7.8.09

In Memory of John Hughes: 1950-2009


American-born film director John Hughes (Jr.) died yesterday of a heart attack. He was 59.

As any well-respected culture vulture (lowercase) knows, John Hughes was a film directing icon whose 80s films continue to speak to each new generation of teen angst. After the success of Sixteen Candles in 1984, Hughes wrote, directed, and produced a string of movies (Pretty in Pink, Weird Science, Ferris Bueller's Day Off) based on high school experiences that forever changed the way youth were portrayed on the silver screen.


When this Culture Vulture first saw The Breakfast Club in 1995, it was a poorly-edited version running on TBS (I remember finding it particularly amusing during one instance where they bleeped out "hole" instead of "ass.") I was 11 years old, didn't quite understand what "riding the hobby horse" meant, and had never seen anyone smoke pot before.
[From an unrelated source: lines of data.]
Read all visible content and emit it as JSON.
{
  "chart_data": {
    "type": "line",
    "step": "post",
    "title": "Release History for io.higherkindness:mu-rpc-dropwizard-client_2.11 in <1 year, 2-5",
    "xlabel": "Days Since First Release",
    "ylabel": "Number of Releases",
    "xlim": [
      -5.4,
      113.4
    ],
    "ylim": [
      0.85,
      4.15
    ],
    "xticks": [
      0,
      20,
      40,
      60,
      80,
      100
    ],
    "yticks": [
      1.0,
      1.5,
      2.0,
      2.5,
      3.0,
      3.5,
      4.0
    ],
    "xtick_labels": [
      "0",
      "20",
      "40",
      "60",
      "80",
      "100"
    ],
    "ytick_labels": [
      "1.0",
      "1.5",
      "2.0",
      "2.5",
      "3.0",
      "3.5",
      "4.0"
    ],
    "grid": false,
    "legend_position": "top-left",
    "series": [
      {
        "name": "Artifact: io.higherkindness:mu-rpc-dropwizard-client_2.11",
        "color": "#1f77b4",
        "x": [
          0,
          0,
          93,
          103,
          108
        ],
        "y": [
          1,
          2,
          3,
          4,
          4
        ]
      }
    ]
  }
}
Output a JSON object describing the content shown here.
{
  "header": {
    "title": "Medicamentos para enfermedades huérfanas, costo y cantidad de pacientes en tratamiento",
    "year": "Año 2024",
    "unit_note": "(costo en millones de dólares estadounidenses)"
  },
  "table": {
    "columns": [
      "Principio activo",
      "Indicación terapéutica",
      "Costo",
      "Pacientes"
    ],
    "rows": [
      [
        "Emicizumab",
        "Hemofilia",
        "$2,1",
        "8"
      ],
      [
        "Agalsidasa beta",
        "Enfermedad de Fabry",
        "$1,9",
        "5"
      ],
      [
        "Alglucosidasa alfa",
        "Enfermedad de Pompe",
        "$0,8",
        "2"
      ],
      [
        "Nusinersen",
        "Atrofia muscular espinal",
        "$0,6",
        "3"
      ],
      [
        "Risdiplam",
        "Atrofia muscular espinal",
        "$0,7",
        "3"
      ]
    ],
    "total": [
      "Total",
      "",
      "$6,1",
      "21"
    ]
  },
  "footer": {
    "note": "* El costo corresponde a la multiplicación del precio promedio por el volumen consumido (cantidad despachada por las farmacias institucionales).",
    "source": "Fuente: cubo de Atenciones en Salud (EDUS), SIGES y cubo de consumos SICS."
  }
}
These kids were badass. The film was a cult classic even back then, but this film became my inspiration. I memorized nearly the entire thing, and 15 years later, can still quote essential scenes, like the one where Emilio Estevez's "Athlete" character and Ally Sheedy's "Basketcase" walk to the teacher's lounge to buy sodas for the rest of the group of detentionees.

"What's your poison?" he asks her, "What do you drink?"

Her response? "Vodka."

"Vodka?...When do you drink vodka?"

She breezes past him coyly, "Whenever."

"A lot?" he wants to know.

"Tons."

Hughes captured not only the quick-wittedness (and endearing awkwardness) of American teens, but also the reality of the changing culture of the families and towns they were growing up in. For the first time (or at least the first time done with purpose) a film took the perspective of young people and ran with it, faulting no one but the jaded adults who served only as background characters and aggravators. This was a story that addressed stereotypes, the same ones lazy filmmakers continue to use today, and thwarted them, while still giving them purpose.

A writer can only hope to write such richly realistic dialogue as that of John Hughes. Although the man moved himself out of the public eye shortly after the blockbuster success of Home Alone, I rested easier knowing that someone like that existed. His presence will be missed, but his legacy will live on in our hearts, minds, memories, and in every current film director's sad attempt to tell the stories of American youth as poignantly as Mr. John Hughes.